Sometimes nothing you do will help. Sundowners can be like fussy babies - they are tired from the day but not quiet tired enough to sleep.
Thank you for the care role you do!
For Mom, when she acts out I ask her how she feels. In our case she’s losing language, so I can’t ask open-ended questions so I ask if she’s scared or mad. Then if she’s scared, I say that must not feel nice. Can you tell me more? I might be scared too. How can I help you not feel scared? If your lady can tell time, I might say how about if I come check on you in 10 min? And then do it, don’t forget, then over time expand that timeframe, and eventually she’ll likely be asleep before you come back. For Mom for whom time has no meaning, sometimes just knowing she’s not alone and someone sees her and understands makes her feel better. Seems like trying to discover the root of the issue is the key because as you already have seen the pillows aren’t the problem.
Also I slept on Mom’s hospital bed with air mattress a couple of times, and daaaang, those beds are uncomfy! Your lady might just be stiff and miserable. I sure was.
I know someone who was fussy at night because they were afraid they’d die in their sleep. Or maybe she’s going to bed too early for her sleep needs so she can’t settle.
She could also be a fussy, self-involved pain in the arse too! Is she self-centered during the day or only at night?
Maybe something in all that might help. I’m sorry for your troubles though. Caregiving is darn hard labour.
You're able to give hour after hour of your undivided attention to your mother and her fussing. A CNA in a managed care facility cannot.
It's fine to ignore a person a bit even when they have dementia (when safe to). It is like with a baby. If the parents go running in every time the baby squawks a little bit they never be able to go to sleep on their own.
I had a live-in position years ago for an elderly woman with dementia. I did three days on four days off. I went into the client's room twice a night to toilet her and that was it. I refused to allow her to develop a 'shadowing' habit with me.
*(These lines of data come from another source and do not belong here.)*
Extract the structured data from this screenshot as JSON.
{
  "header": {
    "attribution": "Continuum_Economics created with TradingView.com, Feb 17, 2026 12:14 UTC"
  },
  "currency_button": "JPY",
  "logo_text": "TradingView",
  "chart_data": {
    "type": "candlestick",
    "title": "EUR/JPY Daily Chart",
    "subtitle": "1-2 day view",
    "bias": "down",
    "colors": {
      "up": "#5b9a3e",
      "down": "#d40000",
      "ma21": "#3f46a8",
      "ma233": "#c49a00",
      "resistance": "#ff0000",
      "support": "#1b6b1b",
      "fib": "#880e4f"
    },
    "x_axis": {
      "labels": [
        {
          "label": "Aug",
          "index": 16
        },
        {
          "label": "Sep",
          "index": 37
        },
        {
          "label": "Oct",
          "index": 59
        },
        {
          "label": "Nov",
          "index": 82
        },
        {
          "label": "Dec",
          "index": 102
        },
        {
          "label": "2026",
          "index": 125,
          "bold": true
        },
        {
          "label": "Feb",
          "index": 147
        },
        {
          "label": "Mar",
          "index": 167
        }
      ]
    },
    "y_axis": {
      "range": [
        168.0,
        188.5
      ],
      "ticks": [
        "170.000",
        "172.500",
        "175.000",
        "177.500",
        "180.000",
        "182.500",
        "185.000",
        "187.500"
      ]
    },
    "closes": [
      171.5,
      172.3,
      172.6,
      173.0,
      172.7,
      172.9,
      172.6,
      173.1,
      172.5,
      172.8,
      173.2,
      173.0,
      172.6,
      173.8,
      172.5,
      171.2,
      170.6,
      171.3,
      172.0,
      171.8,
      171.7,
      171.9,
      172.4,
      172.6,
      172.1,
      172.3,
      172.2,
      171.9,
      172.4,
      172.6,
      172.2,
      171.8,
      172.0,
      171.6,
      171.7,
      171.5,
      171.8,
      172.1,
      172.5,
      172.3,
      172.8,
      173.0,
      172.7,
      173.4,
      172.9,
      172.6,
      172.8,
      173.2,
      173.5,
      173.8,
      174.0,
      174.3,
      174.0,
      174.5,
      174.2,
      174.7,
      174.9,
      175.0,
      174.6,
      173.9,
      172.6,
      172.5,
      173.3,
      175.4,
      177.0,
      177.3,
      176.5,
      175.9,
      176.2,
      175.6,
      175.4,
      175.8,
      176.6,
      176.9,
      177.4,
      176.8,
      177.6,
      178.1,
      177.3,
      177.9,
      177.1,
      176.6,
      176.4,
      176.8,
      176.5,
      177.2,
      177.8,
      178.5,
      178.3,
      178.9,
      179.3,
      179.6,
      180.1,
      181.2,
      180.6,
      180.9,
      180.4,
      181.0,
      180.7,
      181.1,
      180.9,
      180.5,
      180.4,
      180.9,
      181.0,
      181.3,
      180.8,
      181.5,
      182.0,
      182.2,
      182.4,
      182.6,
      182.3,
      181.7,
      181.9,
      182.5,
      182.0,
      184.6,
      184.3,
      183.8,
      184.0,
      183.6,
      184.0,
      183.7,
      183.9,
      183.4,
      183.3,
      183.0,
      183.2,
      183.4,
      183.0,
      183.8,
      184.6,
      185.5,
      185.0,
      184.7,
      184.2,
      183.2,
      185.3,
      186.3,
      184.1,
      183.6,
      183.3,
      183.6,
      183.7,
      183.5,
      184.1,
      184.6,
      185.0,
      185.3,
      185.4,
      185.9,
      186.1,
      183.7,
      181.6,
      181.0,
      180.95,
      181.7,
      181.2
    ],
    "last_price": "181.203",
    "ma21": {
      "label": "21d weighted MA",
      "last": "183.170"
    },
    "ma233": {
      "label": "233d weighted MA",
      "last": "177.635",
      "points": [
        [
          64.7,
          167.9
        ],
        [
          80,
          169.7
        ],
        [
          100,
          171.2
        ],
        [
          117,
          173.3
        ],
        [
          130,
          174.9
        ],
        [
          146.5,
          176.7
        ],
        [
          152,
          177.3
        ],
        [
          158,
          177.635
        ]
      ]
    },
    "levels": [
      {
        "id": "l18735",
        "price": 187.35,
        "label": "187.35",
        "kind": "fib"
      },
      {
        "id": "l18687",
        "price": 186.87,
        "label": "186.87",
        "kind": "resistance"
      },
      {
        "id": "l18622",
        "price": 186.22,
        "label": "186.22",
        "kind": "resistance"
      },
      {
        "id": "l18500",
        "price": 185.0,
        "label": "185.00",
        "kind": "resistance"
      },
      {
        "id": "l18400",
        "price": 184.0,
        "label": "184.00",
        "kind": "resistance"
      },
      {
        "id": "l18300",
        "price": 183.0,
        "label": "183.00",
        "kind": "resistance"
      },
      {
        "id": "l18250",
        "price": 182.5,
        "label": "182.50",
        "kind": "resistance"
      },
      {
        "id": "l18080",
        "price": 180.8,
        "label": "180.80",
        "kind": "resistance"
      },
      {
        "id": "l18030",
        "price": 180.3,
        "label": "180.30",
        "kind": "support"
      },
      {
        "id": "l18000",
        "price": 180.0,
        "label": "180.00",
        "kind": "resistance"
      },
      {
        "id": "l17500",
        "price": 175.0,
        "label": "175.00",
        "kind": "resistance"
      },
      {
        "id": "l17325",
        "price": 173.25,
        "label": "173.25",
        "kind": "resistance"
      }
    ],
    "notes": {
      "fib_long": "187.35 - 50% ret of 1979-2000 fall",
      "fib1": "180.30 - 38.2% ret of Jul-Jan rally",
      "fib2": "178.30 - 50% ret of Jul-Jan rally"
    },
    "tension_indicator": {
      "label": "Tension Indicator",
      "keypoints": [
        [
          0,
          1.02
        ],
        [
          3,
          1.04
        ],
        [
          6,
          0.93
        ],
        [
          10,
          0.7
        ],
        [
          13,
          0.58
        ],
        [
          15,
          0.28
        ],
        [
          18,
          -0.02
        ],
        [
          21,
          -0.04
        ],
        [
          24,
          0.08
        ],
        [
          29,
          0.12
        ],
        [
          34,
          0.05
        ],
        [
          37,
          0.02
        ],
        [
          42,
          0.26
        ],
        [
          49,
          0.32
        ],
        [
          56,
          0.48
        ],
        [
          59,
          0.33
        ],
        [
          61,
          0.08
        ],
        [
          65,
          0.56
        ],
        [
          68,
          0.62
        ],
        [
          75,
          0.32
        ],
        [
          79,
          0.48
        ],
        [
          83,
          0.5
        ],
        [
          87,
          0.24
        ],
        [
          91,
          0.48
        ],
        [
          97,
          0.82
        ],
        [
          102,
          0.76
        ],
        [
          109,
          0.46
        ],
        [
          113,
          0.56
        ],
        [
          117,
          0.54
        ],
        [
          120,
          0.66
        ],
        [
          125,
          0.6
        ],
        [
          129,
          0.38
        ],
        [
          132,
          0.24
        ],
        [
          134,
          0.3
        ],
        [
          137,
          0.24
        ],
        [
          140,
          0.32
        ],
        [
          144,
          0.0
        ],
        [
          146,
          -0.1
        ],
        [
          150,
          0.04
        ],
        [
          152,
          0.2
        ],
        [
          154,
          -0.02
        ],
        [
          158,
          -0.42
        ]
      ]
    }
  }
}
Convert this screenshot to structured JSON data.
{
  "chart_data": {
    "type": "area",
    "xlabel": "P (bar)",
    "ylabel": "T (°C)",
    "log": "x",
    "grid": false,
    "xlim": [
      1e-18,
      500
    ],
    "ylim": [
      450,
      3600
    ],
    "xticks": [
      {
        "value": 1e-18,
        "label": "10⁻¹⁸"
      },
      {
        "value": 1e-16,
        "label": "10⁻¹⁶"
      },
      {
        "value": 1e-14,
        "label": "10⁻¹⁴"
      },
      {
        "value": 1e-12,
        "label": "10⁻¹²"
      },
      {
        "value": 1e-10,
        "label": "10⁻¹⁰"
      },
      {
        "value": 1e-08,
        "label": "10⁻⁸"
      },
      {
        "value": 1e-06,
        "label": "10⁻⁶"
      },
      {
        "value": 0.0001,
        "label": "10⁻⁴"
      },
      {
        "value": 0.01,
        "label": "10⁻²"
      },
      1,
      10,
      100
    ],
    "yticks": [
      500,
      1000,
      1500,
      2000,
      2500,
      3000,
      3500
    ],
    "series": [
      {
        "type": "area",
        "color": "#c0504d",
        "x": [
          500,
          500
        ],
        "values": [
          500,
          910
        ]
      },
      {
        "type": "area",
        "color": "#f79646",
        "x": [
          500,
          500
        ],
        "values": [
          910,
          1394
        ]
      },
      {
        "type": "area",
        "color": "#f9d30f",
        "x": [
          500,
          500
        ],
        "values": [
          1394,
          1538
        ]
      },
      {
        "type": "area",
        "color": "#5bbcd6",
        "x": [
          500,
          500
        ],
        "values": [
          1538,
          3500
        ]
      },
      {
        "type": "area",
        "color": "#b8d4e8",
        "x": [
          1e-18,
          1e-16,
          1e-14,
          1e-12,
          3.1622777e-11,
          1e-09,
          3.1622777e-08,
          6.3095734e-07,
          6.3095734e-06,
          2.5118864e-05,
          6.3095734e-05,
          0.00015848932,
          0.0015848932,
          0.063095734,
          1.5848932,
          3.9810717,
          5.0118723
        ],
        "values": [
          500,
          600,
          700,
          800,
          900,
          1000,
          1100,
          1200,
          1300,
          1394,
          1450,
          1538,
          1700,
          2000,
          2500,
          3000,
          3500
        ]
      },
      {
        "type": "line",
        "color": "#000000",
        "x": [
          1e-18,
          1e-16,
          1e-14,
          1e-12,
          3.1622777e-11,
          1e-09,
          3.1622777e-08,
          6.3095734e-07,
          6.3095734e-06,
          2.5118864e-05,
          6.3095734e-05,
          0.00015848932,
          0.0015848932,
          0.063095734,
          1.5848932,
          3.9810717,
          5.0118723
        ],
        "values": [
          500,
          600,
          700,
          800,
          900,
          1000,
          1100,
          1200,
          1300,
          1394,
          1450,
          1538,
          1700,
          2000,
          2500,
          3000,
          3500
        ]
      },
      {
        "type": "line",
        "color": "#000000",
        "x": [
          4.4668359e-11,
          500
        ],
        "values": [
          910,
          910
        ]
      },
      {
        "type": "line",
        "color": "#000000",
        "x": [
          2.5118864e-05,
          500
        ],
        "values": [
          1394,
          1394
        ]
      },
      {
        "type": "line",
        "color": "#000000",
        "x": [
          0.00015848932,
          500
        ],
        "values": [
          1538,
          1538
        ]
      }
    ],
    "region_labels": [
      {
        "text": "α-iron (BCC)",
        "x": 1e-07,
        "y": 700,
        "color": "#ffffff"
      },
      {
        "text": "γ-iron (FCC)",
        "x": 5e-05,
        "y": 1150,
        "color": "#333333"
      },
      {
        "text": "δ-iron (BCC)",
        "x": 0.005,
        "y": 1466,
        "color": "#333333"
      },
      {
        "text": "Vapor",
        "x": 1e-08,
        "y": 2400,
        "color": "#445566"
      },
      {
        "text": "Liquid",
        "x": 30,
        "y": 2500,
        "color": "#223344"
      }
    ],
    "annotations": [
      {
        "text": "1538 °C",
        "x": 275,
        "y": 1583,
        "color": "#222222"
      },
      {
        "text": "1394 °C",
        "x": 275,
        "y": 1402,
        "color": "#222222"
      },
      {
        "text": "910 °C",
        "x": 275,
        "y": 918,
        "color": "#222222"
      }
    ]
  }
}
The other caregiver ran into her room constantly every time she called. It got to the point where she had to move a couch into the client's bedroom and sleep there. It got to the point where the client had to be seated in the bathroom when she went to the toilet or took a shower. She was at her wit's end. One day she asked me how I cope with the client. I told her she should have abided by what I told her on day one and not allow a shadowing habit to form. That she has to ignore the client when there's nothing wrong and it's just fussiness. Otherwise you won't even be able to take a crap without the demented elder being seated in the bathroom with you.